Earning Puppy Love
Oct. 13, 1997-July 2, 2015
Our dog, Bogart died earlier this month. Rosalie found him tucked in his bed and when he didn’t get up for his morning walk, she ran to wake me. He looked very peaceful. Still, we cried, but were thankful he died in his sleep in his little bed.
We called Bogart “puppy” throughout his life, even though he lived almost 18 years and was one of the oldest dogs in Laguna. Bogart was no ordinary dog. People would ask how he lived so long. Knowing our little rascal, we would kid that he was too stubborn to die, but it was his love, companionship and tremendous loyalty that kept him (and us) going.
Way back in 1997, Rosalie asked for a cocker spaniel for her birthday. We got Bogart when he was only a few weeks old from a breeder in Corona. He was really cute, and as it turned out, was from some impressive line. His grandfather was the Marquis of Chocolate! But he was the last of the litter and I figured nobody wanted him because he wouldn’t kiss. I predicted he would never kiss, and I didn’t want a dog that didn’t kiss. But Rosalie insisted and would become his Alpha. And I was relegated to Beta. Our royal pup was to be king of our household.
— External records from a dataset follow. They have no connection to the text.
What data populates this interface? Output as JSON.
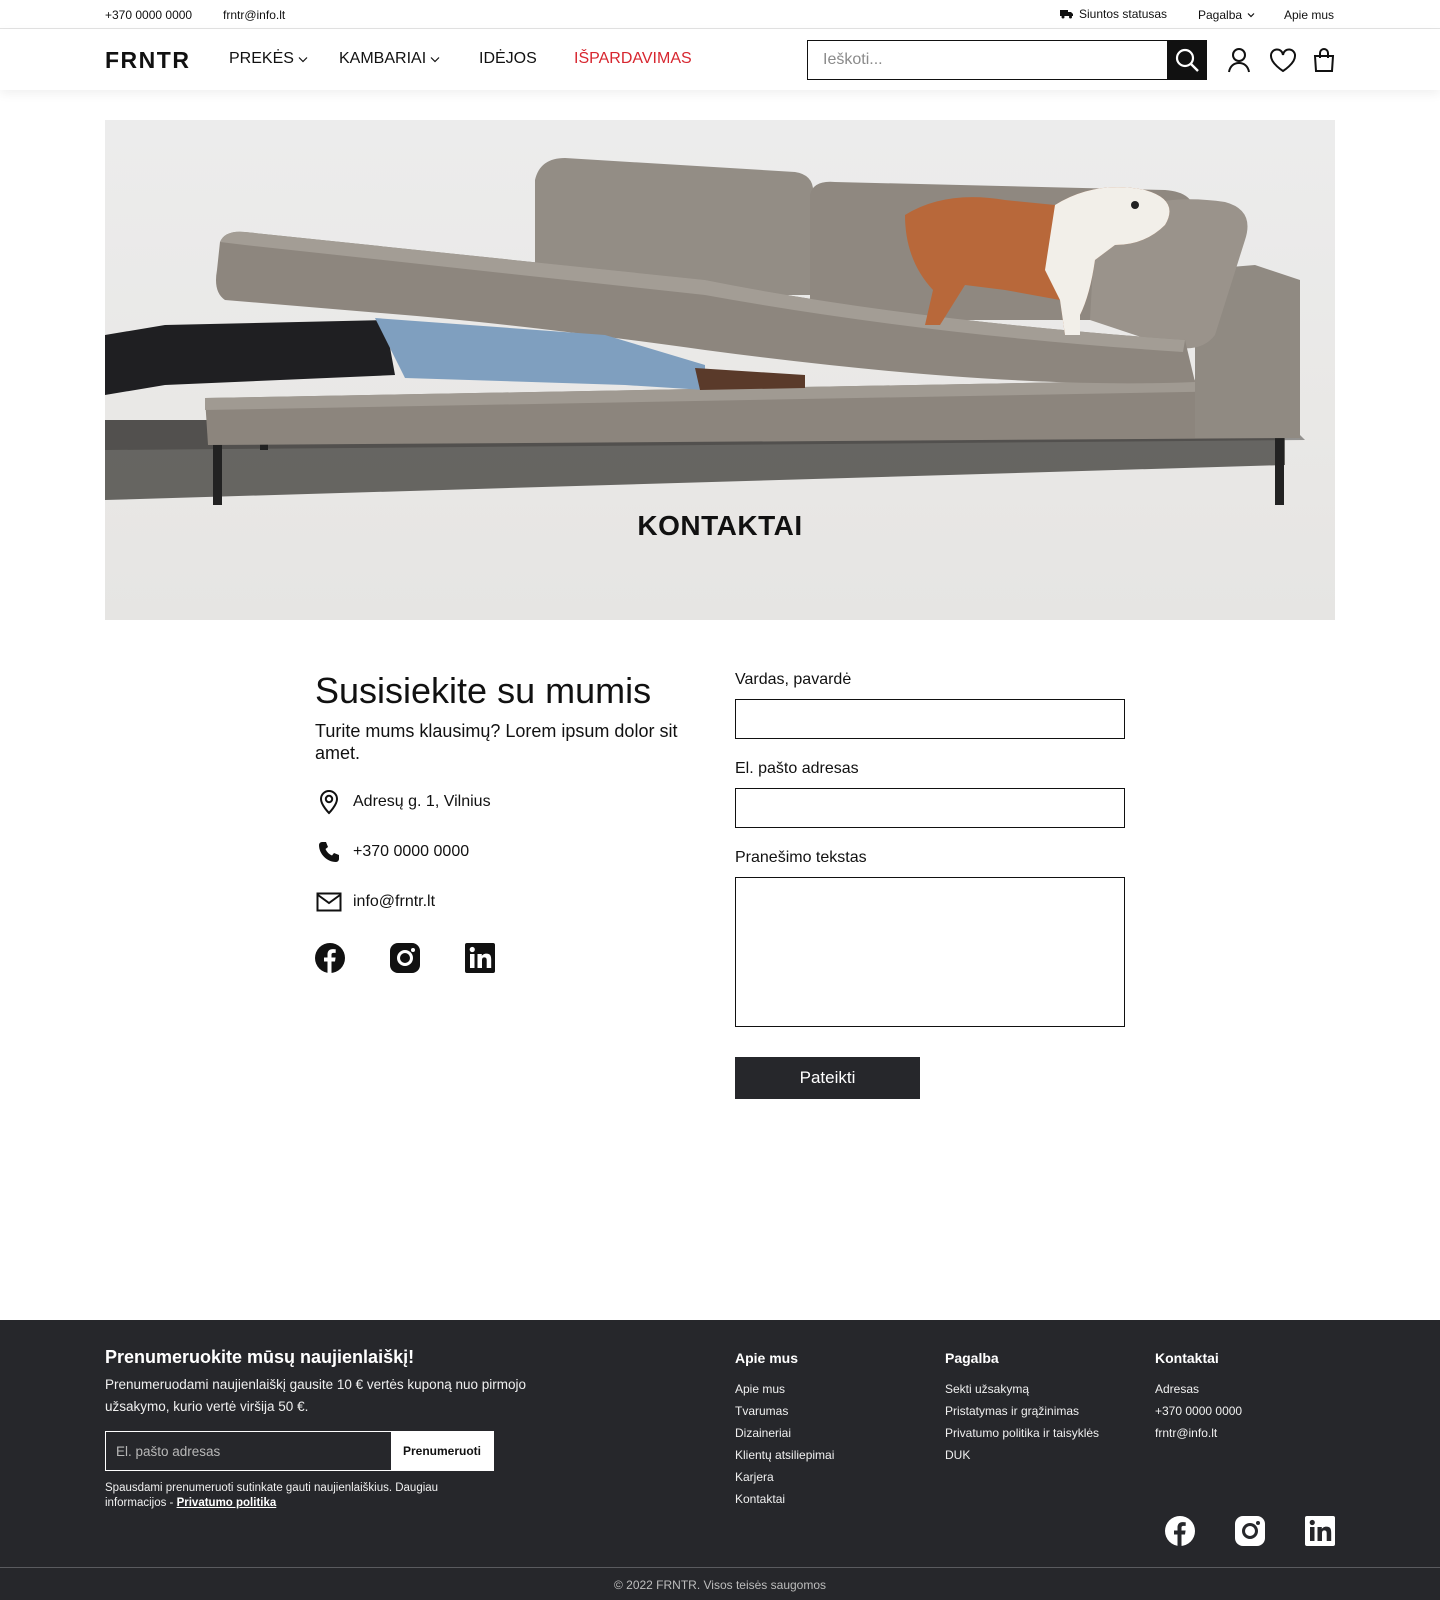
{
  "topbar": {
    "phone": "+370 0000 0000",
    "email": "frntr@info.lt",
    "shipping": "Siuntos statusas",
    "help": "Pagalba",
    "about": "Apie mus"
  },
  "header": {
    "logo": "FRNTR",
    "nav": [
      "PREKĖS",
      "KAMBARIAI",
      "IDĖJOS",
      "IŠPARDAVIMAS"
    ],
    "sale_color": "#d7262f",
    "search_placeholder": "Ieškoti..."
  },
  "hero": {
    "title": "KONTAKTAI"
  },
  "contact": {
    "title": "Susisiekite su mumis",
    "subtitle": "Turite mums klausimų? Lorem ipsum dolor sit amet.",
    "address": "Adresų g. 1, Vilnius",
    "phone": "+370 0000 0000",
    "email": "info@frntr.lt"
  },
  "form": {
    "name_label": "Vardas, pavardė",
    "email_label": "El. pašto adresas",
    "message_label": "Pranešimo tekstas",
    "submit": "Pateikti"
  },
  "footer": {
    "newsletter_title": "Prenumeruokite mūsų naujienlaiškį!",
    "newsletter_text": "Prenumeruodami naujienlaiškį gausite 10 € vertės kuponą nuo pirmojo užsakymo, kurio vertė viršija 50 €.",
    "newsletter_placeholder": "El. pašto adresas",
    "newsletter_button": "Prenumeruoti",
    "newsletter_note": "Spausdami prenumeruoti sutinkate gauti naujienlaiškius. Daugiau informacijos - ",
    "privacy_link": "Privatumo politika",
    "columns": [
      {
        "title": "Apie mus",
        "links": [
          "Apie mus",
          "Tvarumas",
          "Dizaineriai",
          "Klientų atsiliepimai",
          "Karjera",
          "Kontaktai"
        ]
      },
      {
        "title": "Pagalba",
        "links": [
          "Sekti užsakymą",
          "Pristatymas ir grąžinimas",
          "Privatumo politika ir taisyklės",
          "DUK"
        ]
      },
      {
        "title": "Kontaktai",
        "links": [
          "Adresas",
          "+370 0000 0000",
          "frntr@info.lt"
        ]
      }
    ],
    "copyright": "© 2022 FRNTR. Visos teisės saugomos",
    "background": "#26272b"
  }
}
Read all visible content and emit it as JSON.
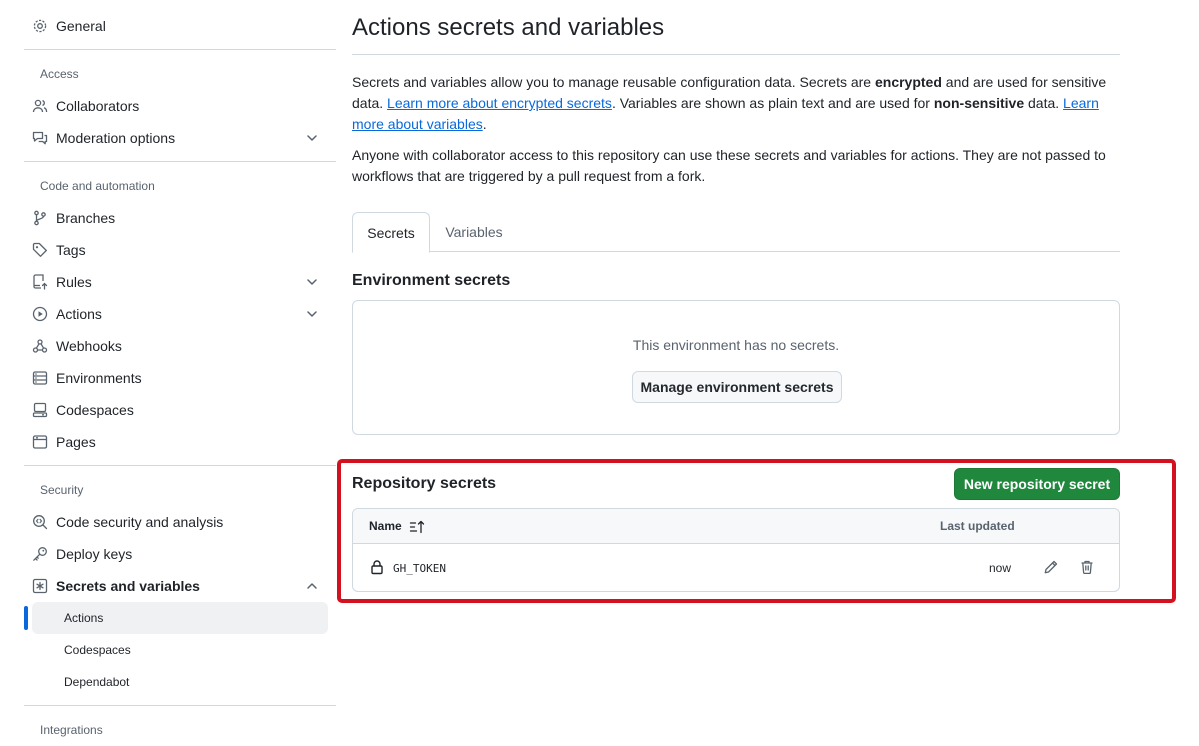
{
  "sidebar": {
    "general": "General",
    "access_heading": "Access",
    "collaborators": "Collaborators",
    "moderation": "Moderation options",
    "code_heading": "Code and automation",
    "branches": "Branches",
    "tags": "Tags",
    "rules": "Rules",
    "actions": "Actions",
    "webhooks": "Webhooks",
    "environments": "Environments",
    "codespaces": "Codespaces",
    "pages": "Pages",
    "security_heading": "Security",
    "code_security": "Code security and analysis",
    "deploy_keys": "Deploy keys",
    "secrets_variables": "Secrets and variables",
    "sub_actions": "Actions",
    "sub_codespaces": "Codespaces",
    "sub_dependabot": "Dependabot",
    "integrations_heading": "Integrations"
  },
  "main": {
    "title": "Actions secrets and variables",
    "intro": {
      "t1": "Secrets and variables allow you to manage reusable configuration data. Secrets are ",
      "b1": "encrypted",
      "t2": " and are used for sensitive data. ",
      "link1": "Learn more about encrypted secrets",
      "t3": ". Variables are shown as plain text and are used for ",
      "b2": "non-sensitive",
      "t4": " data. ",
      "link2": "Learn more about variables",
      "t5": "."
    },
    "note": "Anyone with collaborator access to this repository can use these secrets and variables for actions. They are not passed to workflows that are triggered by a pull request from a fork.",
    "tabs": {
      "secrets": "Secrets",
      "variables": "Variables"
    },
    "env_heading": "Environment secrets",
    "env_empty": "This environment has no secrets.",
    "env_button": "Manage environment secrets",
    "repo_heading": "Repository secrets",
    "new_secret_button": "New repository secret",
    "table": {
      "col_name": "Name",
      "col_updated": "Last updated",
      "rows": [
        {
          "name": "GH_TOKEN",
          "updated": "now"
        }
      ]
    }
  },
  "colors": {
    "primary_button": "#1f883d",
    "link": "#0969da",
    "active_marker": "#0969da",
    "highlight_box": "#d4121f"
  }
}
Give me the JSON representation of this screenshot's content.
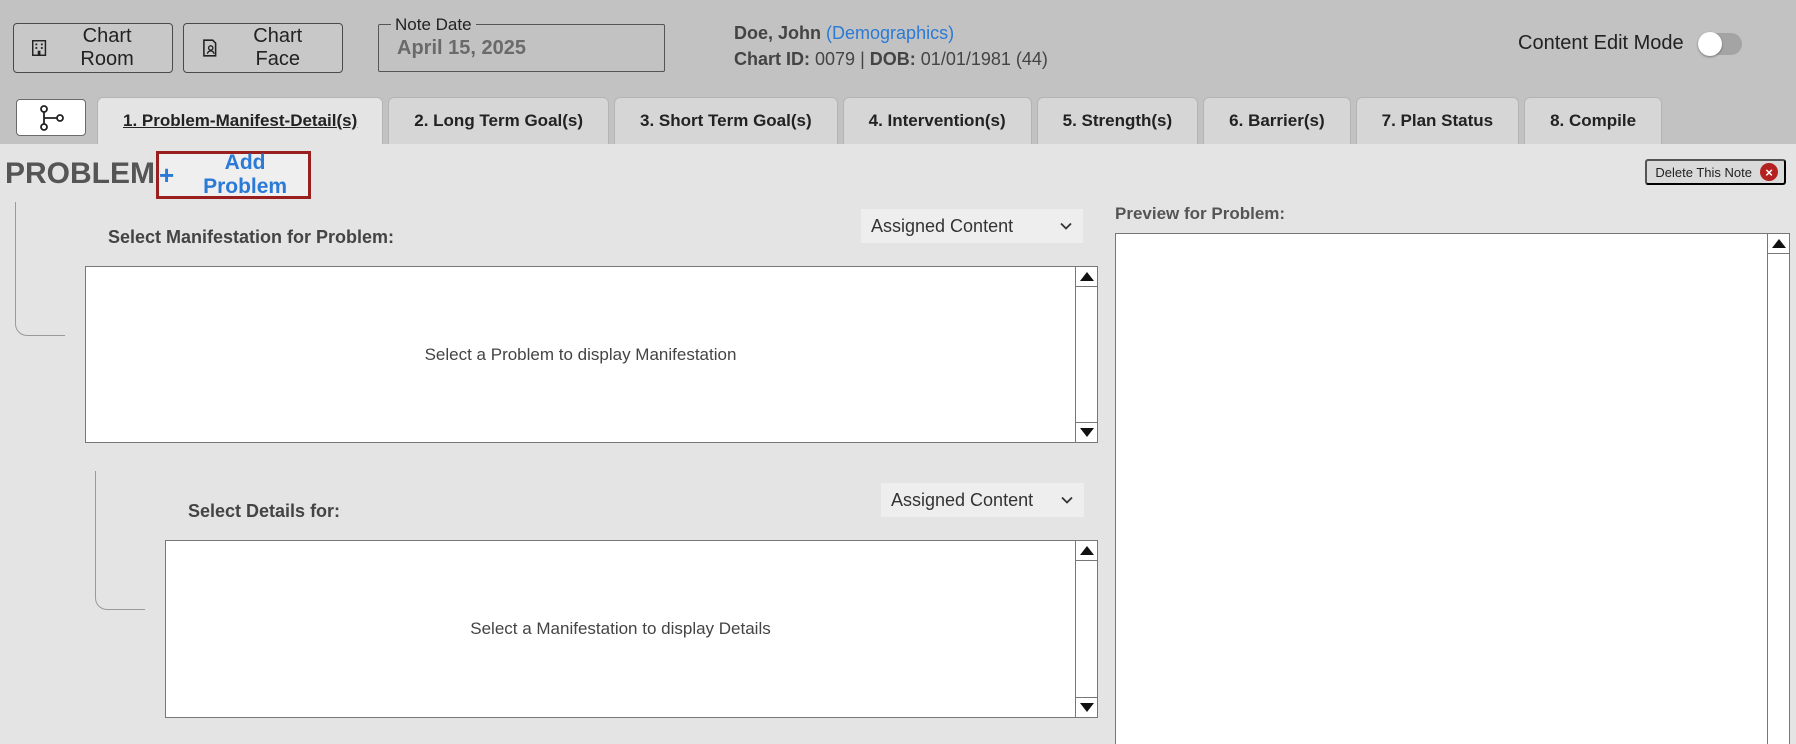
{
  "header": {
    "chart_room_label": "Chart Room",
    "chart_face_label": "Chart Face",
    "note_date_label": "Note Date",
    "note_date_value": "April 15, 2025",
    "patient_name": "Doe, John",
    "demographics_link": "(Demographics)",
    "chart_id_label": "Chart ID:",
    "chart_id_value": "0079",
    "separator": "|",
    "dob_label": "DOB:",
    "dob_value": "01/01/1981 (44)",
    "content_edit_mode_label": "Content Edit Mode",
    "content_edit_mode_on": false
  },
  "tabs": [
    {
      "label": "1. Problem-Manifest-Detail(s)",
      "active": true
    },
    {
      "label": "2. Long Term Goal(s)",
      "active": false
    },
    {
      "label": "3. Short Term Goal(s)",
      "active": false
    },
    {
      "label": "4. Intervention(s)",
      "active": false
    },
    {
      "label": "5. Strength(s)",
      "active": false
    },
    {
      "label": "6. Barrier(s)",
      "active": false
    },
    {
      "label": "7. Plan Status",
      "active": false
    },
    {
      "label": "8. Compile",
      "active": false
    }
  ],
  "problem": {
    "title": "PROBLEM:",
    "add_icon": "+",
    "add_label": "Add Problem",
    "delete_note_label": "Delete This Note",
    "delete_icon": "×"
  },
  "manifestation": {
    "label": "Select Manifestation for Problem:",
    "filter_value": "Assigned Content",
    "placeholder": "Select a Problem to display Manifestation"
  },
  "details": {
    "label": "Select Details for:",
    "filter_value": "Assigned Content",
    "placeholder": "Select a Manifestation to display Details"
  },
  "preview": {
    "label": "Preview for Problem:"
  },
  "colors": {
    "link": "#2a7ad6",
    "highlight_border": "#9a1f1f",
    "delete_icon_bg": "#b32121",
    "topbar_bg": "#c2c2c2"
  },
  "icons": {
    "chart_room": "building-icon",
    "chart_face": "person-document-icon",
    "workflow": "branch-icon",
    "dropdown": "chevron-down-icon"
  }
}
“What do we name him?” Rosalie asked. “Well, since we’re Jewish,” I said, “we should name him after the dead.” So we named him Bogart, after the neighbor’s cat that had recently died.
The name fit. Some of our favorite memories were playing catch on our deck. We would throw a tennis ball and Bogart would scramble for it. But instead of running back with the ball like other dogs, he would “bogart” it and do everything he could from letting us get it from him and giving a sly look that he was getting away with something. So we would have to distract him to get the ball back and then repeat the play. He could be such a brat, but such a character!
But he also showed character. When Rosalie was sick from the hospital, he wouldn’t even let me near her for fear I would hurt her. It was the only time he ever growled at me.
As he grew older, he was less inclined to play ball or take the long walks we enjoyed. He was losing his sight and hearing and one night he strolled onto the deck, accidentally falling off the side. We panicked looking for him, but then Rosalie saw him wandering the driveway below, as if nothing happened. No broken bones at all! (He remained quite strong to the end, even pulling me up our hill the day before he died.)
So we thought he was super dog who would live forever. Of course, that was not to be. The day before Bogart died, I was working at my computer. I hadn’t held Bogart for a long time, so I put him on my lap and hugged him over a half-hour. Bogart peered into my eyes with a soulful look that seemed to see right through me and then he kissed me like he had never kissed me his entire life. I said, “I love you too, Puppy.” For a dog I was afraid would never kiss when he was a puppy, it came full circle with that last kiss.
What I realize now is that one had to earn Bogart’s love. We miss you, Bogie. Thank you for letting us earn your love.